Die dunklen Ledergurte und Koppel ihrer Uniformen waren so geformt, daß sie sich wie eine zweite Haut über ihre Muskeln legten. Mitten auf ihrer Brust war ein reich verziertes ›R‹ ins Leder geritzt und darunter zwei gekreuzte Schwerter. Einer von ihnen, Richard war nicht sicher, ob Egan oder Ulic, bestätigte Caras Worte. Cara und die anderen Mord-Siths hatten in D’Hara geholfen und es ihm damit ermöglicht, Darken Rahl zu besiegen, daher war er geneigt, ihr zu glauben.
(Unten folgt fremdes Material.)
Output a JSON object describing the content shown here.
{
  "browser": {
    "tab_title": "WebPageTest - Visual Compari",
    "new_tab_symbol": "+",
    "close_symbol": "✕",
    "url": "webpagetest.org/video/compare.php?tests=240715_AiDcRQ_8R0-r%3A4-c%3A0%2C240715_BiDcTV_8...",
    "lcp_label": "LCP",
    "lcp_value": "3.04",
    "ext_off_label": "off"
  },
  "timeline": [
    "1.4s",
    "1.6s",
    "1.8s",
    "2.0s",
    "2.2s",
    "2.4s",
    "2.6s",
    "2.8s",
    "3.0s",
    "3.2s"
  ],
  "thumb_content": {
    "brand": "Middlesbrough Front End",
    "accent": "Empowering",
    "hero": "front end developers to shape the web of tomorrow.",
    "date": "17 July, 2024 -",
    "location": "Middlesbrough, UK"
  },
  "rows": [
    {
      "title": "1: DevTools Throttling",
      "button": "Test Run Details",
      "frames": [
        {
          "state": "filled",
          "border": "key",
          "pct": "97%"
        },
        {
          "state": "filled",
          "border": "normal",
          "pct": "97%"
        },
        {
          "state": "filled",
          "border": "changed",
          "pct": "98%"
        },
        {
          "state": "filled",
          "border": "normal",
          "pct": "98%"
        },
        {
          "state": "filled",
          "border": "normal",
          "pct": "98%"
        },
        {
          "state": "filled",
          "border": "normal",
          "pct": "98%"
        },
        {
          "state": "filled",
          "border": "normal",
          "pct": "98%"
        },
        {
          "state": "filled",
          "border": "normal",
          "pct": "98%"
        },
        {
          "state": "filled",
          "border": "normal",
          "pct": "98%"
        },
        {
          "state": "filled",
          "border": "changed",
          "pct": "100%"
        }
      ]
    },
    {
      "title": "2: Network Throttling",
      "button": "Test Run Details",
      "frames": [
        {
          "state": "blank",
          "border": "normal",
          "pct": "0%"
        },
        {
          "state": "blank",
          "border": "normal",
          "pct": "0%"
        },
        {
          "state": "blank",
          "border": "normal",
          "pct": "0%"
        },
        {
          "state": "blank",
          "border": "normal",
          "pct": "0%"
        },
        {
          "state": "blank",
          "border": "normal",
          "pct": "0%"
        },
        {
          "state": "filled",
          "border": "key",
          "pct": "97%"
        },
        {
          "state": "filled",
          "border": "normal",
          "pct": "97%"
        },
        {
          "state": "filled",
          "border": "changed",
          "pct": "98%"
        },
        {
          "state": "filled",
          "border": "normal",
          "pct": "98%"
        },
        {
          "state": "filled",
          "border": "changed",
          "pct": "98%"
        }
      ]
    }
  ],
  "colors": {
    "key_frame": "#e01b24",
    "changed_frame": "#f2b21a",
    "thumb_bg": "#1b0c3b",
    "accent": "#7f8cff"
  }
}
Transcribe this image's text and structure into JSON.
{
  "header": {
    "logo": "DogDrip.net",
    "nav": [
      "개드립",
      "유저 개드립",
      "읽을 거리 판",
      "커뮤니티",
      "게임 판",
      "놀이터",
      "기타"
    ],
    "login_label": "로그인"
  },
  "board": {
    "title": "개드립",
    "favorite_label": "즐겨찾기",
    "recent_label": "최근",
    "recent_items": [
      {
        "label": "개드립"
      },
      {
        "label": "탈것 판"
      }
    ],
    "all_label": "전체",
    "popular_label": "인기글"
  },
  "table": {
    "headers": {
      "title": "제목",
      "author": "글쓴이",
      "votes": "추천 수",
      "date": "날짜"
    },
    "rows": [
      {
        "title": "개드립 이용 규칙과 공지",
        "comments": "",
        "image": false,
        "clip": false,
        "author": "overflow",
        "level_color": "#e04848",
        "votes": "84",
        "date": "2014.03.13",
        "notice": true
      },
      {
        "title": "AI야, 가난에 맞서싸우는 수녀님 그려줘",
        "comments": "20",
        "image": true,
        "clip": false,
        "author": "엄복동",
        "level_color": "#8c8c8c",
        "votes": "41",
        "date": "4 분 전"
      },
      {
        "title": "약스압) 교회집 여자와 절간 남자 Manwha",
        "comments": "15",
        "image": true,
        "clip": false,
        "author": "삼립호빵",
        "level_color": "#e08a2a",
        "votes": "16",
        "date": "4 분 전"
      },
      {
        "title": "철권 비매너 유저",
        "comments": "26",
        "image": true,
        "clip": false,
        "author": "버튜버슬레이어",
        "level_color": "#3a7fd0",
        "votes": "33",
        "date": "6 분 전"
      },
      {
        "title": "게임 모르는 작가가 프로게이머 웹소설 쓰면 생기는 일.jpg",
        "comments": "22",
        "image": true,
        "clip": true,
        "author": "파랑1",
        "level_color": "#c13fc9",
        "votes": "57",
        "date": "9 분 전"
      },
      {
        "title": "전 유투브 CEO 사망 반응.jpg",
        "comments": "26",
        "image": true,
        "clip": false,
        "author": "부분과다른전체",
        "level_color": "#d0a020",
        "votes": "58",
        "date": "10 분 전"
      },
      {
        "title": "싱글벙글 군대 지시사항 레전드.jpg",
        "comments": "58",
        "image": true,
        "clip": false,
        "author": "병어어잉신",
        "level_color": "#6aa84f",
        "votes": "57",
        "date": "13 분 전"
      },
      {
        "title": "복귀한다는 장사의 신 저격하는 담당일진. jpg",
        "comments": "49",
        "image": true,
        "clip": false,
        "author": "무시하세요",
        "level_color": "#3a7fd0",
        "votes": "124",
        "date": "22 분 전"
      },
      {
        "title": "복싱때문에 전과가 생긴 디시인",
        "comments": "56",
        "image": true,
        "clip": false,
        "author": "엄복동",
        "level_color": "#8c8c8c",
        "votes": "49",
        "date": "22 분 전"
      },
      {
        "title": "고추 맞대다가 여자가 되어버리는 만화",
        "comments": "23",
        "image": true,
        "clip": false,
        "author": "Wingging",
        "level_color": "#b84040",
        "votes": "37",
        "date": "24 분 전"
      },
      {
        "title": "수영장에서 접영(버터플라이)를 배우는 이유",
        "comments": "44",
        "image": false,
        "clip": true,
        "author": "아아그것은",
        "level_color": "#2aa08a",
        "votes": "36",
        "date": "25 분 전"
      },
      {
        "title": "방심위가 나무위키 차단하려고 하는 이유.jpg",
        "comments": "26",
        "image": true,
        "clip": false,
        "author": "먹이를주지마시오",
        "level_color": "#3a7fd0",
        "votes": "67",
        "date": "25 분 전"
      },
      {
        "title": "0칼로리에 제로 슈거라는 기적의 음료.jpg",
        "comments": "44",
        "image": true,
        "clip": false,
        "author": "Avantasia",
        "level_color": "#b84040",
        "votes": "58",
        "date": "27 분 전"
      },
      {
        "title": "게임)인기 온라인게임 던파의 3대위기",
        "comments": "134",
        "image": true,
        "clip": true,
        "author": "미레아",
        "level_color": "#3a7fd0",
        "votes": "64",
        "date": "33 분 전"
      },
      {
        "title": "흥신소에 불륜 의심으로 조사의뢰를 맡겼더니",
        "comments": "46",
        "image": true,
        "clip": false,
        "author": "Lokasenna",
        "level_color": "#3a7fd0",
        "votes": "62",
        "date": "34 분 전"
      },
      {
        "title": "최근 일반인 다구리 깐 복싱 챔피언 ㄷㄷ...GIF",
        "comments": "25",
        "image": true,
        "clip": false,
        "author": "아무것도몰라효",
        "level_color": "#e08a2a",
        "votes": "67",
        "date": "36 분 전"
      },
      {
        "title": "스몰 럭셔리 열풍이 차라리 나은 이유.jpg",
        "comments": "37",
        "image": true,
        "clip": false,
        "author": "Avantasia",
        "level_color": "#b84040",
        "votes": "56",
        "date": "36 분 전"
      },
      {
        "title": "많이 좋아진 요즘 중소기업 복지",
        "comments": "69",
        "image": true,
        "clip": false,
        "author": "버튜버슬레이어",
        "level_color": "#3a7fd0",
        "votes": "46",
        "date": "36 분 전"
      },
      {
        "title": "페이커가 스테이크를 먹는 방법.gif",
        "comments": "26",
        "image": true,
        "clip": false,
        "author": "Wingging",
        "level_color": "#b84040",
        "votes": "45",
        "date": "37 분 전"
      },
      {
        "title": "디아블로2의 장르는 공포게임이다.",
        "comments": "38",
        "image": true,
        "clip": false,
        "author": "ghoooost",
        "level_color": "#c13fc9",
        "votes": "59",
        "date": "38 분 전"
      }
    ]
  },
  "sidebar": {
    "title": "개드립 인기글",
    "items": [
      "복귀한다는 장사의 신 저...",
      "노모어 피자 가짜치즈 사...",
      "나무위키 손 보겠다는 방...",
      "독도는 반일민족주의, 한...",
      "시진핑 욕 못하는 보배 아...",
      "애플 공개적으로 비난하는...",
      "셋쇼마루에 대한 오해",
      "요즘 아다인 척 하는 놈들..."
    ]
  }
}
Richard hatte ihre Entscheidung nicht vorhersehen können, als er die Mord-Siths befreite. Doch sie hatten beschlossen, seine Wächterinnen zu werden und nahmen diese Pflicht nun mit großer Leidenschaft wahr. Und davon ließen sie sich durch nichts abbringen.
Eine der anderen Frauen rief warnend Caras Namen und deutete mit dem Kopf zur Straße hin. Ein paar Vorübergehende waren stehengeblieben. Ein drohender Blick der beiden Männer, die sich umgedreht hatten, machte den Passanten Beine.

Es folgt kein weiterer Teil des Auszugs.